Transfer Learning for Scientific Data Chain Extraction in Small Chemical Corpus with BERT-CRF Model
This work addresses the lack of annotated data for chemical entity extraction in the chemistry field, which is incremental as it adapts existing NLP methods to a new domain-specific corpus.
The authors tackled the problem of extracting chemical entities and relations from scientific publications by building a new annotated corpus for chemical bonds and proposing a BERT-CRF model with joint entity and relation extraction. They achieved state-of-the-art and competitive NER performance on their Chemical Special Corpus.

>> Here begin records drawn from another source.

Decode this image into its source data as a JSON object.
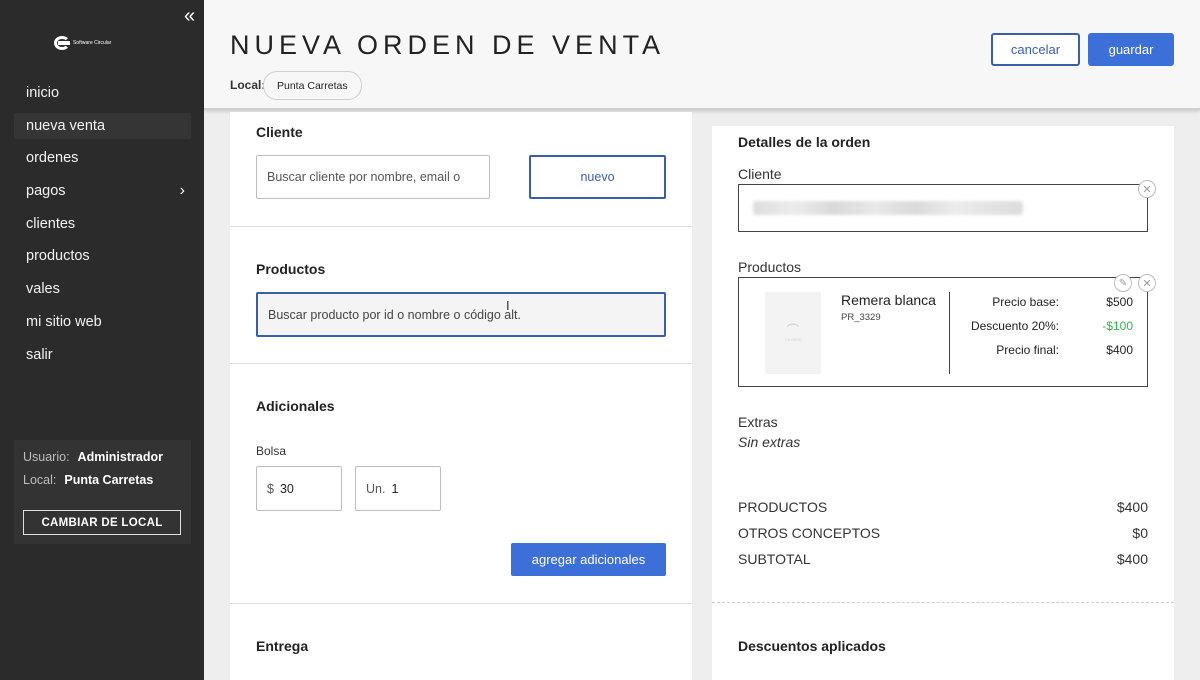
{
  "sidebar": {
    "collapse_icon": "double-chevron-left-icon",
    "logo_text": "Software Circular",
    "nav": [
      {
        "label": "inicio"
      },
      {
        "label": "nueva venta",
        "active": true
      },
      {
        "label": "ordenes"
      },
      {
        "label": "pagos",
        "has_submenu": true,
        "chevron": "›"
      },
      {
        "label": "clientes"
      },
      {
        "label": "productos"
      },
      {
        "label": "vales"
      },
      {
        "label": "mi sitio web"
      },
      {
        "label": "salir"
      }
    ],
    "user": {
      "user_label": "Usuario:",
      "user_value": "Administrador",
      "local_label": "Local:",
      "local_value": "Punta Carretas",
      "change_button": "CAMBIAR DE LOCAL"
    }
  },
  "header": {
    "title": "NUEVA ORDEN DE VENTA",
    "local_label": "Local:",
    "local_value": "Punta Carretas",
    "cancel_label": "cancelar",
    "save_label": "guardar"
  },
  "form": {
    "cliente": {
      "title": "Cliente",
      "search_placeholder": "Buscar cliente por nombre, email o",
      "new_button": "nuevo"
    },
    "productos": {
      "title": "Productos",
      "search_placeholder": "Buscar producto por id o nombre o código alt."
    },
    "adicionales": {
      "title": "Adicionales",
      "bolsa_label": "Bolsa",
      "price_prefix": "$",
      "price_value": "30",
      "units_prefix": "Un.",
      "units_value": "1",
      "add_button": "agregar adicionales"
    },
    "entrega": {
      "title": "Entrega"
    }
  },
  "details": {
    "title": "Detalles de la orden",
    "cliente_label": "Cliente",
    "productos_label": "Productos",
    "product": {
      "name": "Remera blanca",
      "code": "PR_3329",
      "thumb_brand": "LA BIEN",
      "base_label": "Precio base:",
      "base_value": "$500",
      "discount_label": "Descuento 20%:",
      "discount_value": "-$100",
      "final_label": "Precio final:",
      "final_value": "$400"
    },
    "extras_label": "Extras",
    "extras_value": "Sin extras",
    "summary": [
      {
        "label": "PRODUCTOS",
        "value": "$400"
      },
      {
        "label": "OTROS CONCEPTOS",
        "value": "$0"
      },
      {
        "label": "SUBTOTAL",
        "value": "$400"
      }
    ],
    "descuentos_title": "Descuentos aplicados"
  },
  "colors": {
    "accent": "#3d6fd9",
    "outline": "#3b5ea8",
    "sidebar_bg": "#2b2b2b",
    "discount_green": "#33b04a"
  }
}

Computational chemistry develops fast in recent years due to the rapid growth and breakthroughs in AI. Thanks for the progress in natural language processing, researchers can extract more fine-grained knowledge in publications to stimulate the development in computational chemistry. While the works and corpora in chemical entity extraction have been restricted in the biomedicine or life science field instead of the chemistry field, we build a new corpus in chemical bond field annotated for 7 types of entities: compound, solvent, method, bond, reaction, pKa and pKa value. This paper presents a novel BERT-CRF model to build scientific chemical data chains by extracting 7 chemical entities and relations from publications. And we propose a joint model to extract the entities and relations simultaneously. Experimental results on our Chemical Special Corpus demonstrate that we achieve state-of-art and competitive NER performance.